Rowland Palace is a novelist married to a distant cousin, Brynhild, a "Quiet Lovely"[1] who is twelve years younger than he. Inordinately sensitive to criticism, Palace has been withdrawing from a wife who is becoming critical of him. When he decides he needs to engage a publicist to cultivate his neglected public image, he hides his plan. The publicist he chooses, Immanuel Cloote, proves to be an agent with imagination and "manifest gusto."[2]

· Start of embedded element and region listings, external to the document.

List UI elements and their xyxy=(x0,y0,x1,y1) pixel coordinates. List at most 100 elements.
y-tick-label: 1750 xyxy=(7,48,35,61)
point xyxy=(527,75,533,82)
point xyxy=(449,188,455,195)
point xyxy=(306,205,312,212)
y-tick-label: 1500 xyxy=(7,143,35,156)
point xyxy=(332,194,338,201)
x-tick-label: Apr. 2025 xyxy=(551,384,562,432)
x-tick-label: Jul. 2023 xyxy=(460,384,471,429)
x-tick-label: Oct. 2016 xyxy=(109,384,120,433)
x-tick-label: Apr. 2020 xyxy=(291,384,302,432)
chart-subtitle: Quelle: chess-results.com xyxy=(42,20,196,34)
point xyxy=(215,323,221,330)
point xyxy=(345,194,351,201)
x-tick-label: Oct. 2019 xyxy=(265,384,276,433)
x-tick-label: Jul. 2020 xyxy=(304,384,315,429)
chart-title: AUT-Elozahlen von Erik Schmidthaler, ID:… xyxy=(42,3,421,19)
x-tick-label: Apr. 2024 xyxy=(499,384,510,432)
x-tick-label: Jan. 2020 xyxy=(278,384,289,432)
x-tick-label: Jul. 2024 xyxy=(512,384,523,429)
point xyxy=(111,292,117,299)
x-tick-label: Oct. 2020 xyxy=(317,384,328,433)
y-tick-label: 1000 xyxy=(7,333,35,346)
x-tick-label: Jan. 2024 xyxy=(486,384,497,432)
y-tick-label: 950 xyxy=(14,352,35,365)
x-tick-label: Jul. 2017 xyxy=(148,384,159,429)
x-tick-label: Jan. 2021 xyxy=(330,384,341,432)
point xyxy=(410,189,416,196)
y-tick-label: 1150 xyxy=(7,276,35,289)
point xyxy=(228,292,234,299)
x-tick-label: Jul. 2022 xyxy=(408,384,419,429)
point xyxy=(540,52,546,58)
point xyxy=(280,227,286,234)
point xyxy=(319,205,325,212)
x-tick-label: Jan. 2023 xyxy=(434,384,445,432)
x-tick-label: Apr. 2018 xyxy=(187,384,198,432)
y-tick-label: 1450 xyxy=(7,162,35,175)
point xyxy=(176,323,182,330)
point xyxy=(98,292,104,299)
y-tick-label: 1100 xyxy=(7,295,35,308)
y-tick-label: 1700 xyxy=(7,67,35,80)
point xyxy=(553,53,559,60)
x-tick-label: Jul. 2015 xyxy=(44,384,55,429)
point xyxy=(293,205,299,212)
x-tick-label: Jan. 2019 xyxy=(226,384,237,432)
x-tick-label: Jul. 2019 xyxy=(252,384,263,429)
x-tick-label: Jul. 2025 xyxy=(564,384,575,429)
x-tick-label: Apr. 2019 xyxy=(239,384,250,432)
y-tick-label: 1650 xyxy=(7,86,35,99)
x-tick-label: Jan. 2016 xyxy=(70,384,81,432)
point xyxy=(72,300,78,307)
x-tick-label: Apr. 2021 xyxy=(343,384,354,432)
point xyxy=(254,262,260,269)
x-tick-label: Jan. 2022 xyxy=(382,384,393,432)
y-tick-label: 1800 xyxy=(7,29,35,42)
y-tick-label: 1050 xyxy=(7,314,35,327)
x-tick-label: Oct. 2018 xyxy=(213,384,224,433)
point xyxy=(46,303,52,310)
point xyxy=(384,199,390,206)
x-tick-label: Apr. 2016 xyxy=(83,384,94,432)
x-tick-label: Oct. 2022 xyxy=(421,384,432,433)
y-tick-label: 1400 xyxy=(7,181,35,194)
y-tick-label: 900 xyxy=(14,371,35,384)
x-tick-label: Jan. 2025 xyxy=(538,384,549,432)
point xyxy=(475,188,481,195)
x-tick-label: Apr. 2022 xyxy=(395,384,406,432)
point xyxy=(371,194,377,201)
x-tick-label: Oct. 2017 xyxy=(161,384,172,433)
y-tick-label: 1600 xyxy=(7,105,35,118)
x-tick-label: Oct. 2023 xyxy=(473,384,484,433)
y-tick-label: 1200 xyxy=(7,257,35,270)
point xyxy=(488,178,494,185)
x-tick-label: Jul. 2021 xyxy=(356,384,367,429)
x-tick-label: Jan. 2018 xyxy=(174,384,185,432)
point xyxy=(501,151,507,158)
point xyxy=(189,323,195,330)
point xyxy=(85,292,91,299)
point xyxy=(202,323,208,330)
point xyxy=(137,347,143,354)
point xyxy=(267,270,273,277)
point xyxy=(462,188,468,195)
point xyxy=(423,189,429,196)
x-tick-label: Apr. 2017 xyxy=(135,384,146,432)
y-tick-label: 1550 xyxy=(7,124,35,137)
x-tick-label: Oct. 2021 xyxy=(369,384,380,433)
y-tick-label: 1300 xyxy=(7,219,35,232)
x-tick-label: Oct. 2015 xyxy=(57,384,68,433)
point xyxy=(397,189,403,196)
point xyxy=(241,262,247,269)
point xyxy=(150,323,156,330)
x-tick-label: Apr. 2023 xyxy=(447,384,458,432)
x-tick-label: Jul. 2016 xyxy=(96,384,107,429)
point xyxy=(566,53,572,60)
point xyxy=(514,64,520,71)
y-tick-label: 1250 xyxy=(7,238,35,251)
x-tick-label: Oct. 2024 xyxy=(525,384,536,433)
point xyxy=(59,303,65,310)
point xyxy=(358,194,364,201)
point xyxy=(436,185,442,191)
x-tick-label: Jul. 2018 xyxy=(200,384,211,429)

Meanwhile, Brynhild meets and becomes the unique confidant of Alfred Bunter, a rising young novelist of whose popular success Palace is jealous. Bunter confides to Brynhild that he is really David Lewis, from Cardiff, who has left his wife and assumed a new identity as an author. Scarcely has he confided in Brynhild, however, than his true identity is exposed by someone who turns out to be Mr. Cloote, intent on sabotaging Rowland Palace's literary competitors. The plight of Bunter/Lewis elicits Brynhild's sympathies. Brynhild, who had been feeling that she was "too aloof for life,"[3] gains a new sense of confidence and self-assurance from her brief affair, and the novel closes with the news that she is with child.

Themes

Brynhild is principally a literary satire in which Wells mocks developments in the contemporary literary scene in Great Britain, especially with respect to publicity.[4] The novel also scrutinises marital misunderstanding in a comic vein.

References

  1. ^ H.G. Wells, Brynhild, or The Show of Things (New York: Charles Scribner's Sons, 1937), p. 117.
  2. ^ H.G. Wells, Brynhild, or The Show of Things (New York: Charles Scribner's Sons, 1937), p. 139.
  3. ^ H.G. Wells, Brynhild, or The Show of Things (New York: Charles Scribner's Sons, 1937), p. 194.
  4. ^ David C. Smith, H.G. Wells: Desperately Mortal: A Biography (New Haven and London: Yale University Press, 1986), p. 389: Brynhild is "comic and ironic." Smith considers the novel "a tribute to Marjorie [Wells, the wife of Well's son G.P. and his secretary and 'manager' after his wife died]."